Abstract:
Recognition of smoke emission behavior in industrial environments is of vital importance for regulating and monitoring companies in real time, as well as for environmental protection. However, it is highly challenging. On the one hand, industrial emission smoke is characterized by high transparency and high dynamics, and on the other hand, the shape and size of smoke may change due to the environment, lighting, and other factors. Currently, the mainstream smoke recognition methods are deep learning models based on images and videos, but the image-based models cannot effectively model the dynamic characteristics of the smoke in the video in a time-series manner, while the video-based models do not take into account the characteristics of the variable shape of the smoke.
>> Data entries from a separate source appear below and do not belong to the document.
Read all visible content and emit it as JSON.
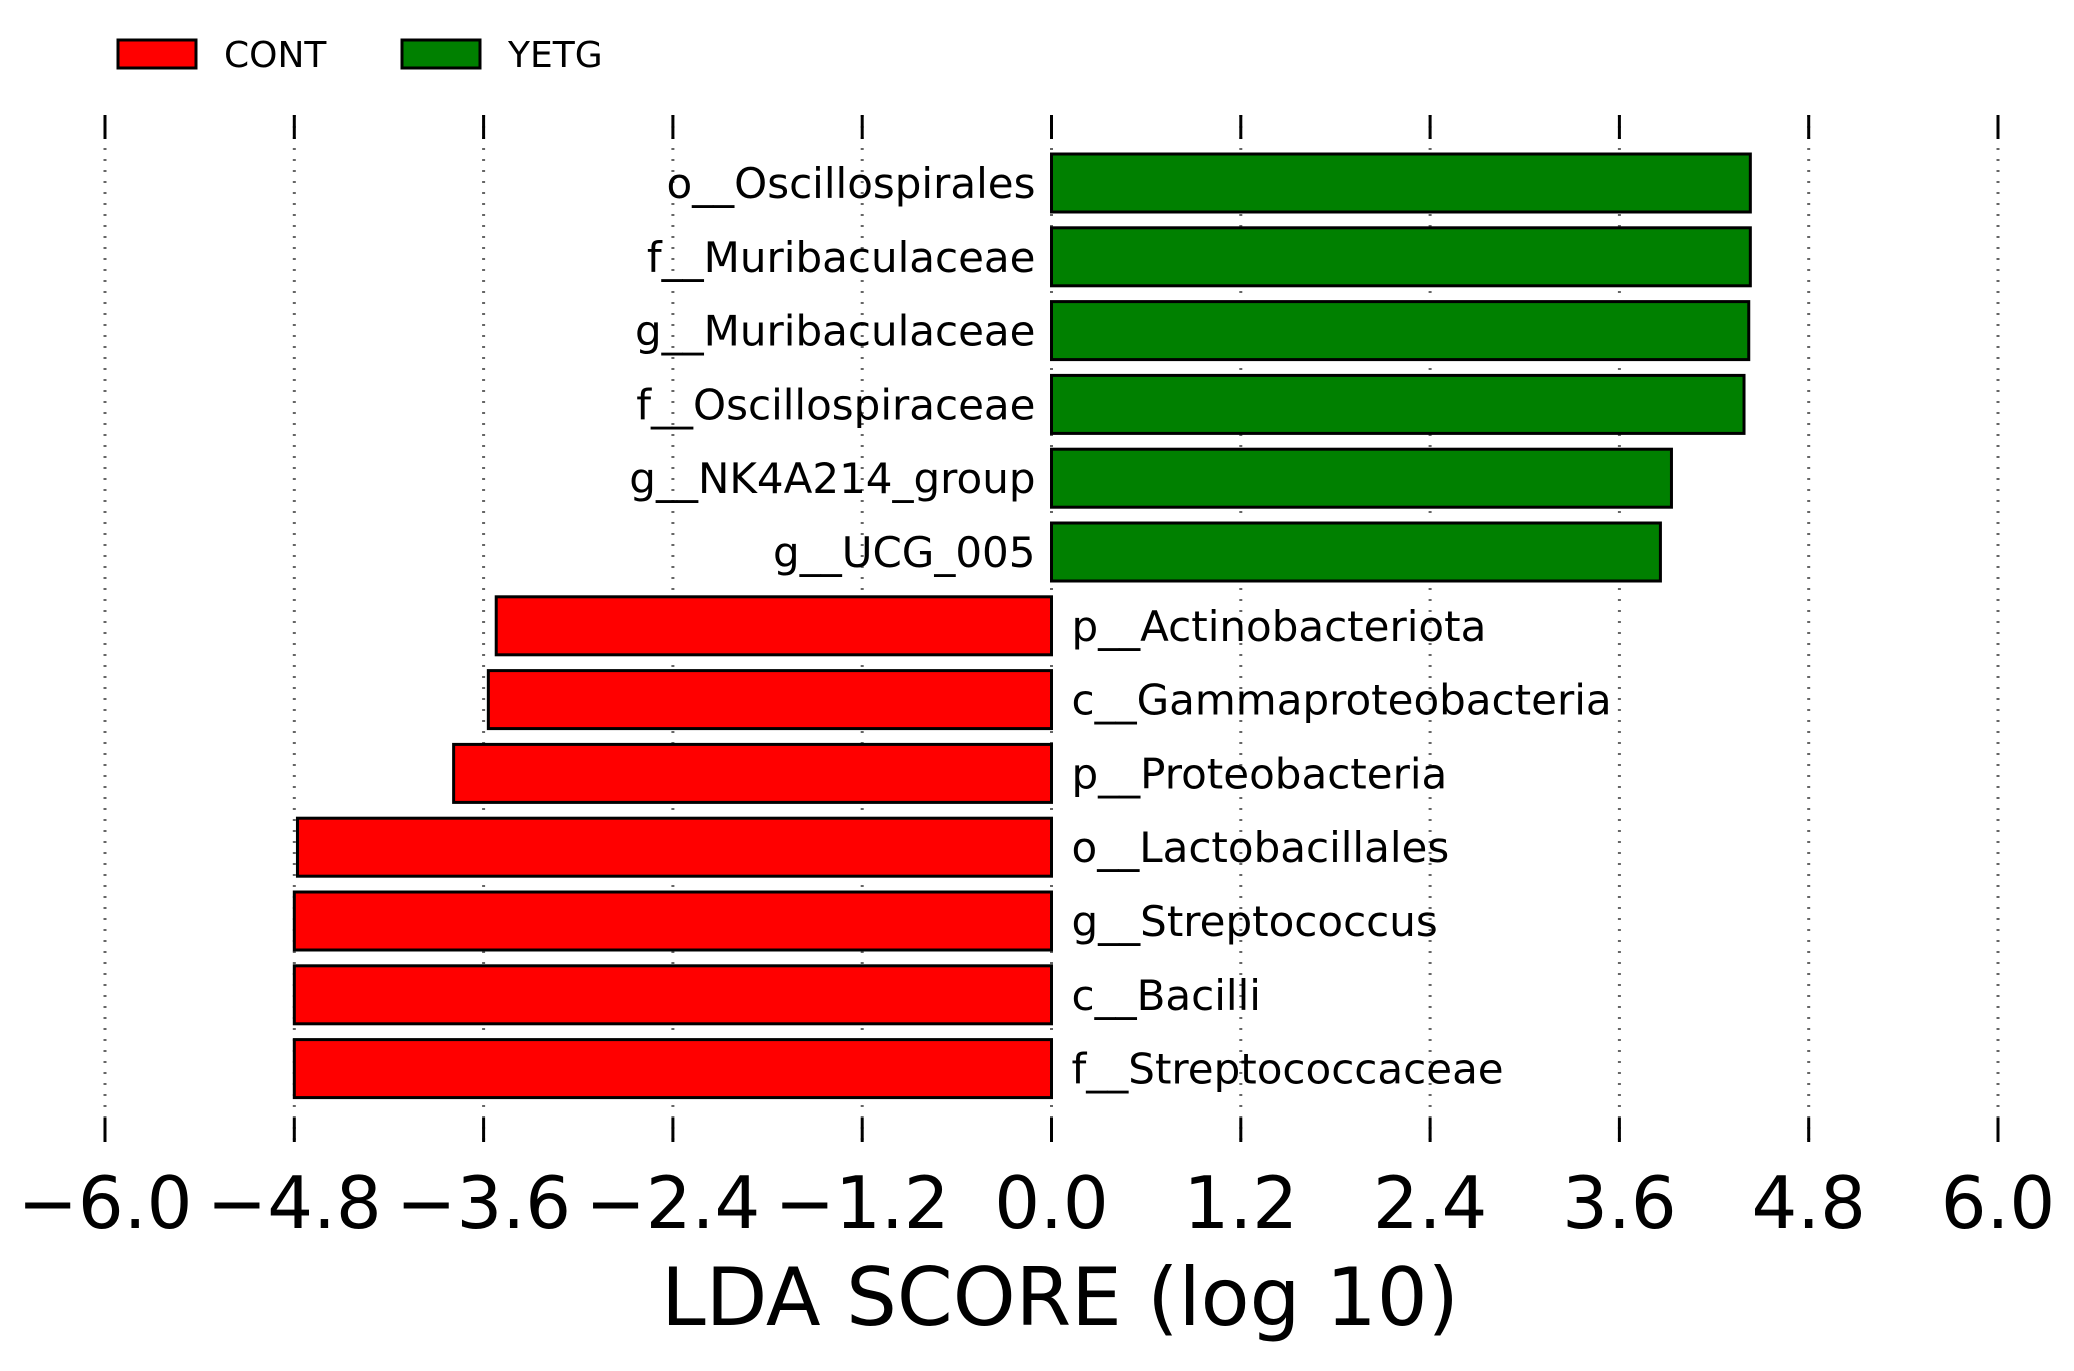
{
  "chart_data": {
    "type": "bar",
    "orientation": "horizontal",
    "xlabel": "LDA SCORE (log 10)",
    "xlim": [
      -6.0,
      6.0
    ],
    "xticks": [
      -6.0,
      -4.8,
      -3.6,
      -2.4,
      -1.2,
      0.0,
      1.2,
      2.4,
      3.6,
      4.8,
      6.0
    ],
    "xtick_labels": [
      "−6.0",
      "−4.8",
      "−3.6",
      "−2.4",
      "−1.2",
      "0.0",
      "1.2",
      "2.4",
      "3.6",
      "4.8",
      "6.0"
    ],
    "grid": "vertical-dotted",
    "legend_position": "top-left",
    "series": [
      {
        "name": "CONT",
        "color": "#ff0000"
      },
      {
        "name": "YETG",
        "color": "#008000"
      }
    ],
    "bars": [
      {
        "label": "o__Oscillospirales",
        "value": 4.43,
        "group": "YETG"
      },
      {
        "label": "f__Muribaculaceae",
        "value": 4.43,
        "group": "YETG"
      },
      {
        "label": "g__Muribaculaceae",
        "value": 4.42,
        "group": "YETG"
      },
      {
        "label": "f__Oscillospiraceae",
        "value": 4.39,
        "group": "YETG"
      },
      {
        "label": "g__NK4A214_group",
        "value": 3.93,
        "group": "YETG"
      },
      {
        "label": "g__UCG_005",
        "value": 3.86,
        "group": "YETG"
      },
      {
        "label": "p__Actinobacteriota",
        "value": -3.52,
        "group": "CONT"
      },
      {
        "label": "c__Gammaproteobacteria",
        "value": -3.57,
        "group": "CONT"
      },
      {
        "label": "p__Proteobacteria",
        "value": -3.79,
        "group": "CONT"
      },
      {
        "label": "o__Lactobacillales",
        "value": -4.78,
        "group": "CONT"
      },
      {
        "label": "g__Streptococcus",
        "value": -4.8,
        "group": "CONT"
      },
      {
        "label": "c__Bacilli",
        "value": -4.8,
        "group": "CONT"
      },
      {
        "label": "f__Streptococcaceae",
        "value": -4.8,
        "group": "CONT"
      }
    ]
  }
}
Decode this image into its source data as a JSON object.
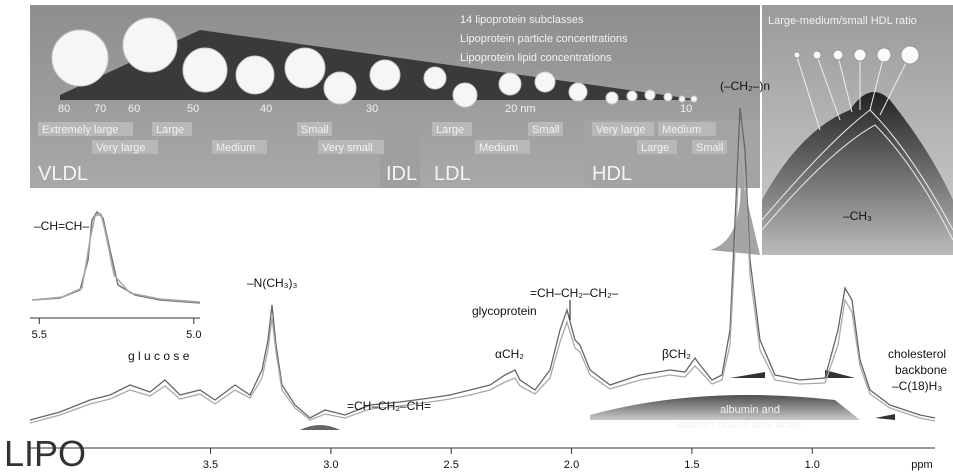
{
  "panel": {
    "header_lines": [
      "14 lipoprotein subclasses",
      "Lipoprotein particle concentrations",
      "Lipoprotein lipid concentrations"
    ],
    "sizes": [
      "80",
      "70",
      "60",
      "50",
      "40",
      "30",
      "20 nm",
      "10"
    ],
    "subclasses": [
      "Extremely large",
      "Very large",
      "Large",
      "Medium",
      "Small",
      "Very small",
      "Large",
      "Medium",
      "Small",
      "Very large",
      "Medium",
      "Large",
      "Small"
    ],
    "classes": [
      "VLDL",
      "IDL",
      "LDL",
      "HDL"
    ],
    "hdl_ratio_title": "Large-medium/small HDL ratio"
  },
  "inset": {
    "label": "–CH=CH–",
    "xlim": [
      5.53,
      4.98
    ],
    "xticks": [
      5.5,
      {
        "value": 5,
        "label": "5.0"
      }
    ]
  },
  "spectrum": {
    "xlim": [
      4.25,
      0.49
    ],
    "xticks": [
      3.5,
      {
        "value": 3,
        "label": "3.0"
      },
      2.5,
      {
        "value": 2,
        "label": "2.0"
      },
      1.5,
      {
        "value": 1,
        "label": "1.0"
      }
    ],
    "x_label": "ppm"
  },
  "annotations": {
    "glucose": "g l u c o s e",
    "choline": "–N(CH₃)₃",
    "bisallylic": "=CH–CH₂–CH=",
    "alpha": "αCH₂",
    "glycoprotein": "glycoprotein",
    "allylic": "=CH–CH₂–CH₂–",
    "beta": "βCH₂",
    "methylene": "(–CH₂–)n",
    "methyl": "–CH₃",
    "cholesterol": [
      "cholesterol",
      "backbone",
      "–C(18)H₃"
    ],
    "albumin": [
      "albumin and",
      "albumin-bound fatty acids"
    ]
  },
  "logo": "LIPO"
}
The random patch shift (RPS) and deformable attention (DA) was introduced into the Swin Transformer. The traditional 2D spatial attention was transformed into spatio-temporal attention by RPS, thereby modeling the dynamic smoke using 2D self-attention computations. By means of adaptive deformation, DA enabled the network to adapt to different smoke shapes and appearance changes, thereby improving the robustness and generalization ability of the network. Experimental results on the RISE dataset show that the proposed method can achieve
F1 scores of 0.85, 0.86, and 0.84 in the three subsets, respectively, with an improvement of 0.01~0.06 compared to other methods.